В те дни мне предложили сторожить склад в дальнем Подмосковье. Тишь. Безлюдье. Знаковый момент! – мне повезло увидеть и дано было ощутить, как широко (напоследок) может распахнуться пространство.

– Склад?.. – Я был согласен на что угодно. Я редко ел. Уже месяц, как я потерял чудесную работу в НИИ, где по ночам стерег опустевшие темные этажи (на пару с Ильичем, нарисованным в полный рост). НИИ сторожить – мед кушать. Но сторожение отдали Ларисе, я не взревновал, женщина с ребенком, копейка в дом.

На склад (вдруг продуктовый?) я отправился тотчас, с первой же электричкой. Шутка ли, получить работу складского сторожа. (По подсказке, конечно; по звонку одного доброхота.) Я сошел на маленькой станции. Ни души на платформе. Вот оно.

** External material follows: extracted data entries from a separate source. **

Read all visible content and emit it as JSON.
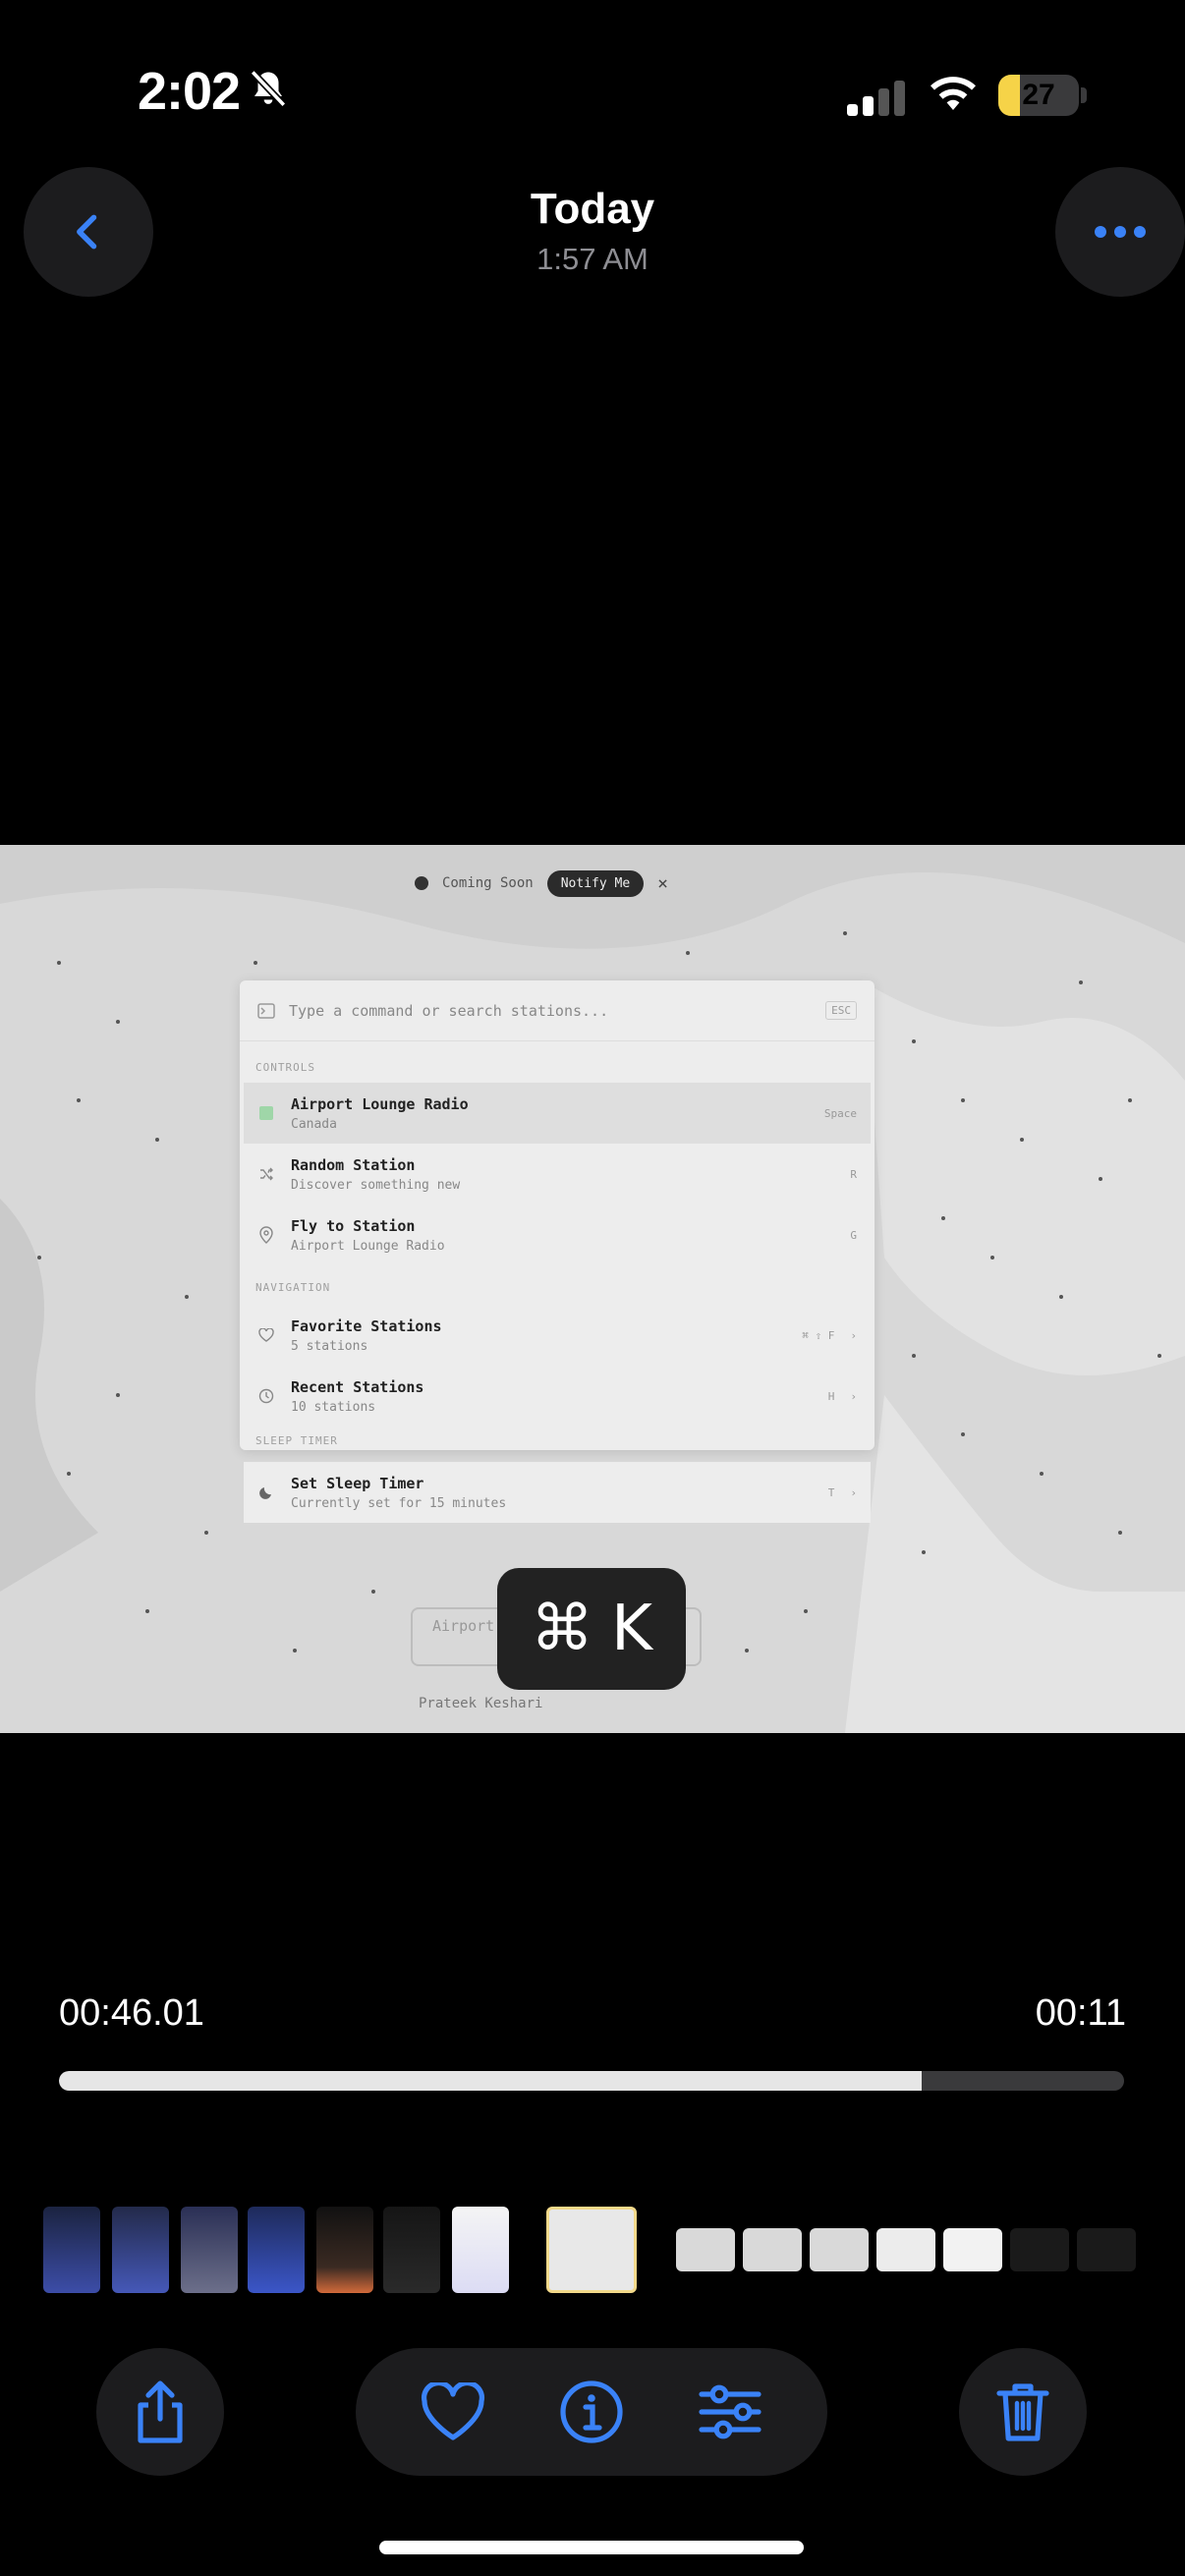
{
  "status_bar": {
    "time": "2:02",
    "battery": "27",
    "battery_level": 0.27,
    "icons": [
      "bell-slash-icon",
      "cellular-signal-icon",
      "wifi-icon",
      "battery-icon"
    ]
  },
  "header": {
    "title": "Today",
    "subtitle": "1:57 AM",
    "icons": [
      "chevron-left-icon",
      "ellipsis-icon"
    ]
  },
  "video": {
    "banner": {
      "text": "Coming Soon",
      "button": "Notify Me",
      "close": "×"
    },
    "palette": {
      "search_placeholder": "Type a command or search stations...",
      "esc": "ESC",
      "sections": {
        "controls": "CONTROLS",
        "navigation": "NAVIGATION",
        "sleep_timer": "SLEEP TIMER"
      },
      "items": [
        {
          "title": "Airport Lounge Radio",
          "subtitle": "Canada",
          "shortcut": "Space",
          "icon": "play-square-icon"
        },
        {
          "title": "Random Station",
          "subtitle": "Discover something new",
          "shortcut": "R",
          "icon": "shuffle-icon"
        },
        {
          "title": "Fly to Station",
          "subtitle": "Airport Lounge Radio",
          "shortcut": "G",
          "icon": "location-pin-icon"
        },
        {
          "title": "Favorite Stations",
          "subtitle": "5 stations",
          "shortcut": "⌘ ⇧ F",
          "icon": "heart-icon"
        },
        {
          "title": "Recent Stations",
          "subtitle": "10 stations",
          "shortcut": "H",
          "icon": "clock-icon"
        },
        {
          "title": "Set Sleep Timer",
          "subtitle": "Currently set for 15 minutes",
          "shortcut": "T",
          "icon": "moon-icon"
        }
      ]
    },
    "overlay_key": {
      "symbol": "⌘",
      "key": "K"
    },
    "ghost_label": "Airport",
    "footer_credit": "Prateek Keshari"
  },
  "scrubber": {
    "elapsed": "00:46.01",
    "remaining": "00:11",
    "progress": 0.81
  },
  "toolbar": {
    "icons": [
      "share-icon",
      "heart-icon",
      "info-icon",
      "adjustments-icon",
      "trash-icon"
    ]
  },
  "colors": {
    "accent": "#3a82f7",
    "battery": "#f6d348",
    "background": "#000000",
    "button_bg": "#1c1c1e"
  }
}
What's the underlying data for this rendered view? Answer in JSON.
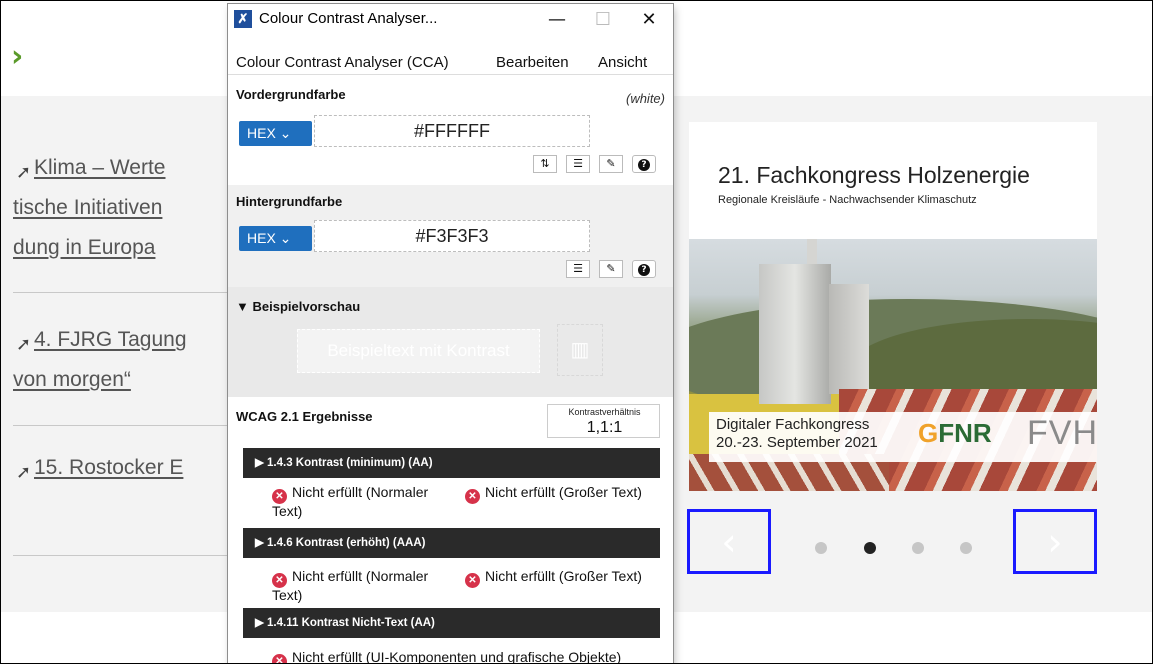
{
  "page": {
    "breadcrumb_arrow": "›",
    "links": [
      {
        "arrow": "➚",
        "line1": "Klima – Werte",
        "line2": "tische Initiativen",
        "line3": "dung in Europa"
      },
      {
        "arrow": "➚",
        "line1": "4. FJRG Tagung",
        "line2": "von morgen“"
      },
      {
        "arrow": "➚",
        "line1": "15. Rostocker E"
      }
    ],
    "event_card": {
      "title": "21. Fachkongress Holzenergie",
      "subtitle": "Regionale Kreisläufe - Nachwachsender Klimaschutz",
      "banner_line1": "Digitaler Fachkongress",
      "banner_line2": "20.-23. September 2021",
      "logo_fnr": "FNR",
      "logo_fvh": "FVH"
    },
    "carousel": {
      "prev_label": "‹",
      "next_label": "›",
      "dots": [
        false,
        true,
        false,
        false
      ]
    }
  },
  "cca": {
    "window_title": "Colour Contrast Analyser...",
    "window_buttons": {
      "minimize": "—",
      "maximize": "☐",
      "close": "✕"
    },
    "menu": [
      "Colour Contrast Analyser (CCA)",
      "Bearbeiten",
      "Ansicht"
    ],
    "foreground": {
      "title": "Vordergrundfarbe",
      "color_name": "(white)",
      "format": "HEX",
      "value": "#FFFFFF"
    },
    "background": {
      "title": "Hintergrundfarbe",
      "format": "HEX",
      "value": "#F3F3F3"
    },
    "preview": {
      "title": "▼ Beispielvorschau",
      "sample_text": "Beispieltext mit Kontrast"
    },
    "results": {
      "title": "WCAG 2.1 Ergebnisse",
      "ratio_label": "Kontrastverhältnis",
      "ratio_value": "1,1:1",
      "criteria": [
        {
          "label": "▶  1.4.3 Kontrast (minimum) (AA)",
          "normal": "Nicht erfüllt (Normaler Text)",
          "large": "Nicht erfüllt (Großer Text)"
        },
        {
          "label": "▶  1.4.6 Kontrast (erhöht) (AAA)",
          "normal": "Nicht erfüllt (Normaler Text)",
          "large": "Nicht erfüllt (Großer Text)"
        },
        {
          "label": "▶  1.4.11 Kontrast Nicht-Text (AA)",
          "ui": "Nicht erfüllt (UI-Komponenten und grafische Objekte)"
        }
      ]
    }
  },
  "colors": {
    "page_gray": "#f3f3f3",
    "accent_green": "#5a9a2a",
    "focus_outline": "#1a1aff",
    "cca_hex_button": "#1f6fbe",
    "fail_red": "#d6324a"
  }
}
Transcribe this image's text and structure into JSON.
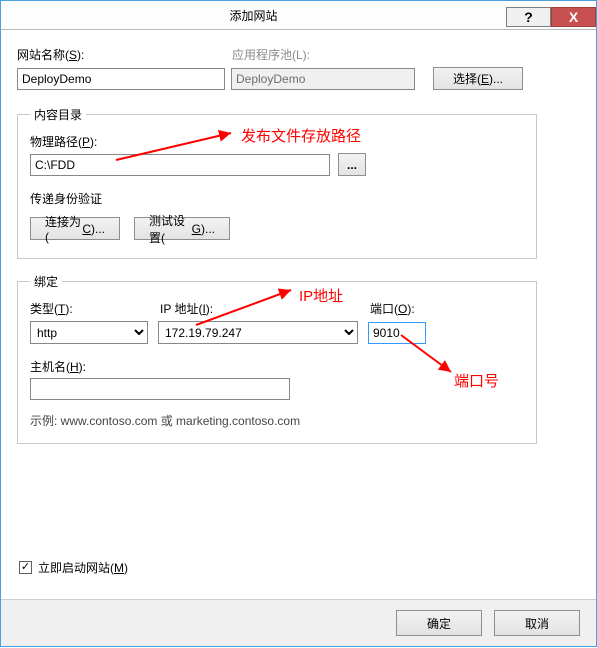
{
  "window": {
    "title": "添加网站",
    "help_symbol": "?",
    "close_symbol": "X"
  },
  "site": {
    "name_label": "网站名称(S):",
    "name_value": "DeployDemo",
    "pool_label": "应用程序池(L):",
    "pool_value": "DeployDemo",
    "select_button": "选择(E)..."
  },
  "content_dir": {
    "group_title": "内容目录",
    "path_label": "物理路径(P):",
    "path_value": "C:\\FDD",
    "browse": "...",
    "passthrough_label": "传递身份验证",
    "connect_button": "连接为(C)...",
    "test_button": "测试设置(G)..."
  },
  "binding": {
    "group_title": "绑定",
    "type_label": "类型(T):",
    "type_value": "http",
    "ip_label": "IP 地址(I):",
    "ip_value": "172.19.79.247",
    "port_label": "端口(O):",
    "port_value": "9010",
    "host_label": "主机名(H):",
    "host_value": "",
    "example": "示例: www.contoso.com 或 marketing.contoso.com"
  },
  "start_site": {
    "label": "立即启动网站(M)",
    "checked": true
  },
  "footer": {
    "ok": "确定",
    "cancel": "取消"
  },
  "annotations": {
    "publish_path": "发布文件存放路径",
    "ip_addr": "IP地址",
    "port_no": "端口号"
  }
}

Склад оказался огромным сараем, что рядом с лесом, из которого выскакивала ветка забытой узкоколейки. Какой-то один паровозик метался по этим рельсам, как в плену, туда-сюда, похожий на чумазую детскую игрушку. Экая глушь! Начальник склада бегло меня оглядел и остался доволен: вписал куда-то фамилию, только и спросив, не мочусь ли я в пьяном виде в постель. (Вероятно, как мои предшественники, травмированные немереным пространством и свободным временем.) Он кликнул старого служаку в древних выцветших брюках-галифе, а уже тот повел меня в мою будущую каморку, что у самого входа в склад-сарай.

По пути (шли по складу) служака ловко высматривал и еще более ловко выхватывал с длинных полок все, что, как он выразился, мне посчастливилось. Мне посчастливился масляный обогреватель. Я его еле нес, оттягивая до земли теперь и левую руку (в правой машинка). Служака выхватил с полки одно за одним простыню, наволочку и одеяло, все вместе кинул мне, словно у меня еще и третья рука (я успел прижать к груди). Несколько неожиданно мне было выдано клистирное приспособление – резиновый мешок с вьющейся трубкой, борьба, мол, с запорами для сторожей наипервейшее дело. Стало веселей. Я уже стал ждать билет ДОСААФ и пачку презервативов – живой человек!